Uneven distribution of material when applying a metallic paint causes a striped, spotted or streaked appearance in the finished surface. Also called tiger stripe, spotting, floating

For aluminum flake to work properly as a component of a finished metallic paint film, it must be applied evenly. The coating must be applied “wet” enough to allow the aluminum to settle properly. Where these paints are applied too “dry,” the paint will appear lighter than the color standard, and areas where a sufficient wet coat was applied. Consistency is critical during the application of metallic paints.

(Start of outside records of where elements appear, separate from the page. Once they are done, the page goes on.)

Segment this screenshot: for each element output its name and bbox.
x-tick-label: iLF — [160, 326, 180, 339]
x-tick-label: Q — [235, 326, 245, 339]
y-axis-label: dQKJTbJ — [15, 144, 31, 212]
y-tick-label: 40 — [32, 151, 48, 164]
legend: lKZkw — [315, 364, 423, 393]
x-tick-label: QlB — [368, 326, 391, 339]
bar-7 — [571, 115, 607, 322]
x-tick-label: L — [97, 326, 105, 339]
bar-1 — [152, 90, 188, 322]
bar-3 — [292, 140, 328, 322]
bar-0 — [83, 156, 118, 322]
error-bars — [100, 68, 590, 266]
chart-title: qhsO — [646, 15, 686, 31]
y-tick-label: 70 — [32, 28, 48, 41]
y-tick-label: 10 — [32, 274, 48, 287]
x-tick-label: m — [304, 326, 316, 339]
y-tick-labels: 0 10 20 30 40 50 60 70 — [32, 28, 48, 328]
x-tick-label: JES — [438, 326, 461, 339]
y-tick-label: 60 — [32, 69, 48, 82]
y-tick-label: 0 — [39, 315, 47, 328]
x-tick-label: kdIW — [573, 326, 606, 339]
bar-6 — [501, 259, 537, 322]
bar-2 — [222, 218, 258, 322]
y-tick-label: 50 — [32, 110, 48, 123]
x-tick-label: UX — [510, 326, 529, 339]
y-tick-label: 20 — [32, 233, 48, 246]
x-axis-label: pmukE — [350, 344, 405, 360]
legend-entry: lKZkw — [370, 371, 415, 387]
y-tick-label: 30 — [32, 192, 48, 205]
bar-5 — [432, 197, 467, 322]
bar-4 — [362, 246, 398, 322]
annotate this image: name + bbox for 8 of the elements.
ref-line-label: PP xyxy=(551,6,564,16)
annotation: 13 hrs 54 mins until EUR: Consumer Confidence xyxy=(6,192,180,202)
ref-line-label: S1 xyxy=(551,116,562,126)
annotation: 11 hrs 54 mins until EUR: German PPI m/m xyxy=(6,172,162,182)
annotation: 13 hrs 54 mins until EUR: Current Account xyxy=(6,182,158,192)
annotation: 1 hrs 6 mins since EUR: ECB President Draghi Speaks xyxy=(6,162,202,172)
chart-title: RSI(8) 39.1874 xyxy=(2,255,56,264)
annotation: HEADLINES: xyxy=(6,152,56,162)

There are several reasons why mottling occurs, causing a newly applied metallic paint material to appear uneven. They are:

  • Inconsistent spray pattern: Inexperienced painters and those with poor technique will find metallic paints much more difficult to apply than solid colors and other materials. This is because any inconstancy in the distribution of material is amplified by characteristics of the aluminum flake used to achieve the metallic appearance. Some key factors in the proper technique of applying metallic paints are as follows:
  • Distance and position of the gun tip relative to the panel. If these do not remain consistent (i.e. paint applied in wide sweeping arcs) a pattern of alternating light and dark spots or stripes may appear.
  • Speed of pass. If the gun travels the distance of the panel at one rate of speed, then another on the next pass, a pattern of alternating light and dark spots or stripes may appear.
  • Degree of overlap. Unless the overlap pattern remains consistent from one pass to the next, alternating light and dark spots or stripes may appear.
  • Too much/too little reducer: Using too much reducer may cause the paint material to go on too wet in some spots (causing a darker than expected effect). Conversely, using too little reducer may cause the paint material to be applied too dry in some spots (causing lighter than expected patterns).
  • Insufficient hiding: Because some materials offer less opacity than others, dissimilar substrate colors and dark primers may show through the topcoat, giving the appearance of mottling. When using these types of products, it may be necessary to apply additional coats beyond the manufacturer’s recommendation.

If paint film has cured completely, properly abrade surface and reapply paint. Final coat may be fogged as necessary to set metallic pattern evenly. If using Kirker’s ACRYL-GLO acrylic enamel paint in a metallic color, consider mixing equal parts paint with LAZER-DRY Basecoat Stabalizer. While this will prevent some mottling from occurring, it should be noted that this product’s primary purpose is to flatten acrylic enamel paints to convert them to basecoats so they may be clearcoated quickly.

NOTE: LAZER DRY Basecoat Stabalizer will not work with ULTRA-GLO acrylic urethane or SYN-GLO synthetic enamel paints.